Комната мрачнела. Холод и боль собирались в центре, выбираясь из каждого угла, окутывали цепями её руки и её ноги и пытались задержать. Она чувствовала, как вспыхивает пламенем подол платья, как алые капли невидимой крови гасят его.

Она бормотала заклинание. Эльфийки стояли на коленях и молились – молились по тому тексту, который она вручила, самолично дала им в руки и приказала выучить наизусть, чтобы не ошибиться ни в едином слове.

Свеча за свечой.

Душа за душой.

Златая Охота на этот раз будет успешной. Не так, как тогда, когда мальчишка посмел покинуть территорию Златого Леса. Больше не будет ошибки.
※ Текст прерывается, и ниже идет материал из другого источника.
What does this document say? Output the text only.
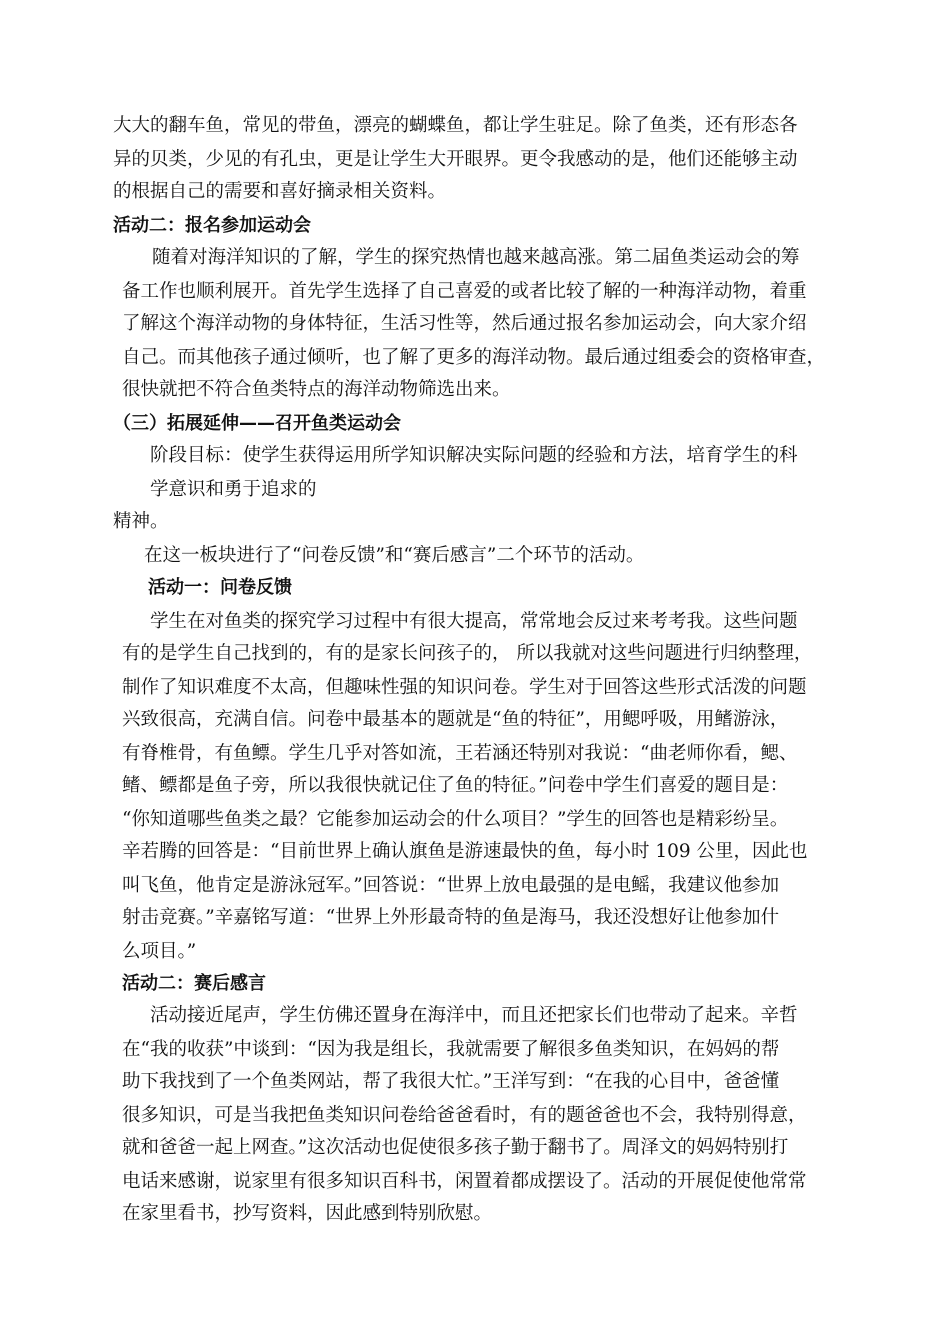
大大的翻车鱼，常见的带鱼，漂亮的蝴蝶鱼，都让学生驻足。除了鱼类，还有形态各

异的贝类，少见的有孔虫，更是让学生大开眼界。更令我感动的是，他们还能够主动

的根据自己的需要和喜好摘录相关资料。

活动二：报名参加运动会

随着对海洋知识的了解，学生的探究热情也越来越高涨。第二届鱼类运动会的筹

备工作也顺利展开。首先学生选择了自己喜爱的或者比较了解的一种海洋动物，着重

了解这个海洋动物的身体特征，生活习性等，然后通过报名参加运动会，向大家介绍

自己。而其他孩子通过倾听，也了解了更多的海洋动物。最后通过组委会的资格审查，

很快就把不符合鱼类特点的海洋动物筛选出来。

（三）拓展延伸——召开鱼类运动会

阶段目标：使学生获得运用所学知识解决实际问题的经验和方法，培育学生的科

学意识和勇于追求的

精神。

在这一板块进行了“问卷反馈”和“赛后感言”二个环节的活动。

活动一：问卷反馈

学生在对鱼类的探究学习过程中有很大提高，常常地会反过来考考我。这些问题

有的是学生自己找到的，有的是家长问孩子的， 所以我就对这些问题进行归纳整理，

制作了知识难度不太高，但趣味性强的知识问卷。学生对于回答这些形式活泼的问题

兴致很高，充满自信。问卷中最基本的题就是“鱼的特征”，用鳃呼吸，用鳍游泳，

有脊椎骨，有鱼鳔。学生几乎对答如流，王若涵还特别对我说：“曲老师你看，鳃、

鳍、鳔都是鱼子旁，所以我很快就记住了鱼的特征。”问卷中学生们喜爱的题目是：

“你知道哪些鱼类之最？它能参加运动会的什么项目？”学生的回答也是精彩纷呈。

辛若腾的回答是：“目前世界上确认旗鱼是游速最快的鱼，每小时 109 公里，因此也

叫飞鱼，他肯定是游泳冠军。”回答说：“世界上放电最强的是电鳐，我建议他参加

射击竞赛。”辛嘉铭写道：“世界上外形最奇特的鱼是海马，我还没想好让他参加什

么项目。”

活动二：赛后感言

活动接近尾声，学生仿佛还置身在海洋中，而且还把家长们也带动了起来。辛哲

在“我的收获”中谈到：“因为我是组长，我就需要了解很多鱼类知识，在妈妈的帮

助下我找到了一个鱼类网站，帮了我很大忙。”王洋写到：“在我的心目中，爸爸懂

很多知识，可是当我把鱼类知识问卷给爸爸看时，有的题爸爸也不会，我特别得意，

就和爸爸一起上网查。”这次活动也促使很多孩子勤于翻书了。周泽文的妈妈特别打

电话来感谢，说家里有很多知识百科书，闲置着都成摆设了。活动的开展促使他常常

在家里看书，抄写资料，因此感到特别欣慰。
Больше не будет шанса выйти не одному, а двоим.

Каена бормотала слова всё быстрее и быстрее. Она рукою касалась пламени и втягивала его в себя, и голос звучал громче и громче. Она не срывалась на крик, она только пела дивную песню, слова которой никто не знал, кроме неё самой.

На фоне её голоса прорывались тихие шепотки. Молитва дымом растекалась от девушек. Вырывались колечка тёмного смога с уст эльфиек.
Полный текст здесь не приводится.